I feel that policies for dealing with sexual harassment, sexual assault, racism, etc etc, can all be grouped under occupational health and safety. We can address these issues as things that affect all workers (and customers), not just women. So we need some nice, solid policies to cover us all.
This means that we need to get legit.
Which brings me to my next point.
Most Some[/] large dance events are not operating in a legitimate way. International teachers and musicians are paid in cash. And their visas or entry documents do not declare the real reason for their entering or leaving the country.
This means that both organisers and employees are reluctant to contact the authorities when laws have been broken. And this, of course, makes it much easier to get away with awful anti-social behaviour. I’m reminded of the drug trade (though it’s an extreme example): if it’s illegal, or criminal, then the culture surrounding that activity will be particularly exploitative and dangerous.
Ironically, it’s because they’ve been crossing borders with huge chunks of (undeclared) cash that teachers have been stopped by customs and later charged. This was the case with Bill Borghida: crossing a border with teaching pay, he was stopped, and later found to be in possession of child pornography.

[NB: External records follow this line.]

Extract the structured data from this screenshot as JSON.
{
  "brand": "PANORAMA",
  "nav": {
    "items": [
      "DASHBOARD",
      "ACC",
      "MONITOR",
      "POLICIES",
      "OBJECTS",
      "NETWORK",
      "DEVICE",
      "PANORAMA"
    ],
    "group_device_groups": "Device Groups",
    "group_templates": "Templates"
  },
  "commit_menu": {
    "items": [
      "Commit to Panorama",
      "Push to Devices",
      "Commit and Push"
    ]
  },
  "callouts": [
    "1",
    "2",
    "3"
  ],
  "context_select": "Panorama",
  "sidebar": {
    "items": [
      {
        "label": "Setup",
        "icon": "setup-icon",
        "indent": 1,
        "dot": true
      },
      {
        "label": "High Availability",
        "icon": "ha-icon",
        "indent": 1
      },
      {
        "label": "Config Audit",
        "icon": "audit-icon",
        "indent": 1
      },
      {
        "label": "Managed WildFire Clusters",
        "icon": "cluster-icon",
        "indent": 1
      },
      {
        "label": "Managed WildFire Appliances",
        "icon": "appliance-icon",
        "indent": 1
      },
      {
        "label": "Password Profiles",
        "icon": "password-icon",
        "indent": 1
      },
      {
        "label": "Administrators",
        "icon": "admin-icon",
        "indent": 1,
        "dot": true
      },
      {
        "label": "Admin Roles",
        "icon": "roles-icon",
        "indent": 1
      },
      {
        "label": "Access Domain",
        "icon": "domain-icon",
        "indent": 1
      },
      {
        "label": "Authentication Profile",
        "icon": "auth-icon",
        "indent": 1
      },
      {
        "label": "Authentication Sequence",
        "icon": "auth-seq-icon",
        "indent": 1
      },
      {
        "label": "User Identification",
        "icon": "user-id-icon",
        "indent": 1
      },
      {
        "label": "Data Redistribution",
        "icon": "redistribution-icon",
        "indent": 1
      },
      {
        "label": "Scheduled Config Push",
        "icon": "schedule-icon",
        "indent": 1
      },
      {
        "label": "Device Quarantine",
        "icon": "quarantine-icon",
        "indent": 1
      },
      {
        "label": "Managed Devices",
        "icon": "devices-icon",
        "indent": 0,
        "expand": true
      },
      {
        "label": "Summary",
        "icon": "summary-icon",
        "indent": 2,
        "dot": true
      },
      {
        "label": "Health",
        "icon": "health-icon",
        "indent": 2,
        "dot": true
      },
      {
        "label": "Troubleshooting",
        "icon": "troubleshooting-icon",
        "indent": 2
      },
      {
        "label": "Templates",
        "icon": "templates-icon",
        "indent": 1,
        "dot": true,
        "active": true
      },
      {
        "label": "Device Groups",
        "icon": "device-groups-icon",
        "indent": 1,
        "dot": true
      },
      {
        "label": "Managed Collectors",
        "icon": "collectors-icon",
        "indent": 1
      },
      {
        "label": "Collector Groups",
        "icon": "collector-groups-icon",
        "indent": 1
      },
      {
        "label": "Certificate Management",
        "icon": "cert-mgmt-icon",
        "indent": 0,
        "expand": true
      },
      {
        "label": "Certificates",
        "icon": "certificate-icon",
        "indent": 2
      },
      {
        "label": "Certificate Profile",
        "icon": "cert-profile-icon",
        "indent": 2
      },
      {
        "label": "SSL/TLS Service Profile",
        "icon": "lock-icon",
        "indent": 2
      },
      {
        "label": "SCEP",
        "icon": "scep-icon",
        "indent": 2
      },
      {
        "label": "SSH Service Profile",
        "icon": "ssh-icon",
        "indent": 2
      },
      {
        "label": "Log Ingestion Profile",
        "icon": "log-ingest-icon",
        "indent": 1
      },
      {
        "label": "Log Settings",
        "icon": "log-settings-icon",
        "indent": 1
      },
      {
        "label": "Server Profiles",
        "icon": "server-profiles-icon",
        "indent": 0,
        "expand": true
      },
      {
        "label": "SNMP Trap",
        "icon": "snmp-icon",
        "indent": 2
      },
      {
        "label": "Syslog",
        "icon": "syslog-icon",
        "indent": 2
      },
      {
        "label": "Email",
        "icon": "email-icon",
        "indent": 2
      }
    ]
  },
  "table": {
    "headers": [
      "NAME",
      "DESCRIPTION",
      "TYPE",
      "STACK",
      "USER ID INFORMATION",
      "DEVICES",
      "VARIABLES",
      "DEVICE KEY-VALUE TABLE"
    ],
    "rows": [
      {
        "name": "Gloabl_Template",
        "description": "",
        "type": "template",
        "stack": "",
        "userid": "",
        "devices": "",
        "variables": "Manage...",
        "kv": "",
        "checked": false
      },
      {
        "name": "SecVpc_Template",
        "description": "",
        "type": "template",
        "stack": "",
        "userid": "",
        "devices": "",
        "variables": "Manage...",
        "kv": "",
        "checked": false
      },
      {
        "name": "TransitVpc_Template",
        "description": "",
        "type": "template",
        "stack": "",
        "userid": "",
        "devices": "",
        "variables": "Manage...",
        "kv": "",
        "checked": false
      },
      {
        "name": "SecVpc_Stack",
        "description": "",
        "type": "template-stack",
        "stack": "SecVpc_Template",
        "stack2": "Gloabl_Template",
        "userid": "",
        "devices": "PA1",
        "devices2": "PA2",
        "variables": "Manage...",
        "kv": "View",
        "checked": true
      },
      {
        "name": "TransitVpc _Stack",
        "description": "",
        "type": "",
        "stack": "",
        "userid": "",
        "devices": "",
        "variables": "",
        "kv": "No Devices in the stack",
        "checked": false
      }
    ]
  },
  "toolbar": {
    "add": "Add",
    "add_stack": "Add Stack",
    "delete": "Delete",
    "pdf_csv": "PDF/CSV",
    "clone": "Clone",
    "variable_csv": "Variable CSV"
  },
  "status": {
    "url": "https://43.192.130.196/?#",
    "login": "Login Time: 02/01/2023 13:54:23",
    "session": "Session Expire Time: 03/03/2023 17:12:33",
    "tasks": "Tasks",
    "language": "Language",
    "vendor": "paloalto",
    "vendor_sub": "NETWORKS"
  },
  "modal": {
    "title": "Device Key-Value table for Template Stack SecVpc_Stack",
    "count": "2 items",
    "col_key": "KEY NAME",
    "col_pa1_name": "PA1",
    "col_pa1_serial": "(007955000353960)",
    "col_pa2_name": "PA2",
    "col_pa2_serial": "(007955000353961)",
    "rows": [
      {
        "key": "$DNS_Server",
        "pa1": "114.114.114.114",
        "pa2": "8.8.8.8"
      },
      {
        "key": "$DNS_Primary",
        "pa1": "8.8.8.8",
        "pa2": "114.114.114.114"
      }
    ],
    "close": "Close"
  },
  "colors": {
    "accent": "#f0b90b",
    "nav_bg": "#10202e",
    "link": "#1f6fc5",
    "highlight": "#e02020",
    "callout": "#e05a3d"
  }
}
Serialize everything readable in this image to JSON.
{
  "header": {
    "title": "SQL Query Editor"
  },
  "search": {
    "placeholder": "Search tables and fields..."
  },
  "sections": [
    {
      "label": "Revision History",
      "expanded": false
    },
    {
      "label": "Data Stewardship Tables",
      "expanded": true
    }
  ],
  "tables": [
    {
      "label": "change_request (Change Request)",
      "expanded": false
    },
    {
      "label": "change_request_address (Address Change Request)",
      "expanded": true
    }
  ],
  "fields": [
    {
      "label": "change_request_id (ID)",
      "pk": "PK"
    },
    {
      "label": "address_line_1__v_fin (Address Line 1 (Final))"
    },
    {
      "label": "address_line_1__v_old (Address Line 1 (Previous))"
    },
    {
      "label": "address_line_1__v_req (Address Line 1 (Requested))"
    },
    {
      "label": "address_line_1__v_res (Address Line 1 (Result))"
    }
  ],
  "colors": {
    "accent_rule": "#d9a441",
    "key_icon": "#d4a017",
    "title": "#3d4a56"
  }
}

We all have heard first hand accounts of other teachers who’ve been stopped by customs and deported for working without a proper visa, for carrying large sums of undeclared cash, or for otherwise being unable to explain what they’re doing crossing borders. A lot.
This issue of not declaring teaching pay is a problem for our dance community. I’ve discovered (through consultation with my accountant) that it’s actually in my interests to declare my teaching pay, and to declare the pay I give to teachers. The teachers can then accept that pay as ‘hobbyists’, which means they don’t pay tax or have to worry about GST (so long as they provide a ‘declaration of no-disclosure of an ABN‘). Or they can declare the income (which is the better option) and then use this, as part of their status as sole traders, to write off dance expenses and make tax claims.
I feel that in encouraging teachers, DJs, and other dance workers to not declare their pay, we are in fact disempowering them. Just as not having written agreements disempowers employees. They are unlikely to question inappropriate behaviour by their employers, which means their employers can get away with things like not getting Work Cover. And employees have no job security – they can be ‘fired’ at any time. And if our workers aren’t legit, as employers we don’t have formal methods for responding to their behaviour. We all worry about reporting assaults and other crimes to the police, which means that sexual assault can go relatively unchecked.
This is, sadly, a tale as old as capitalism. And why we need unions, and collectivism.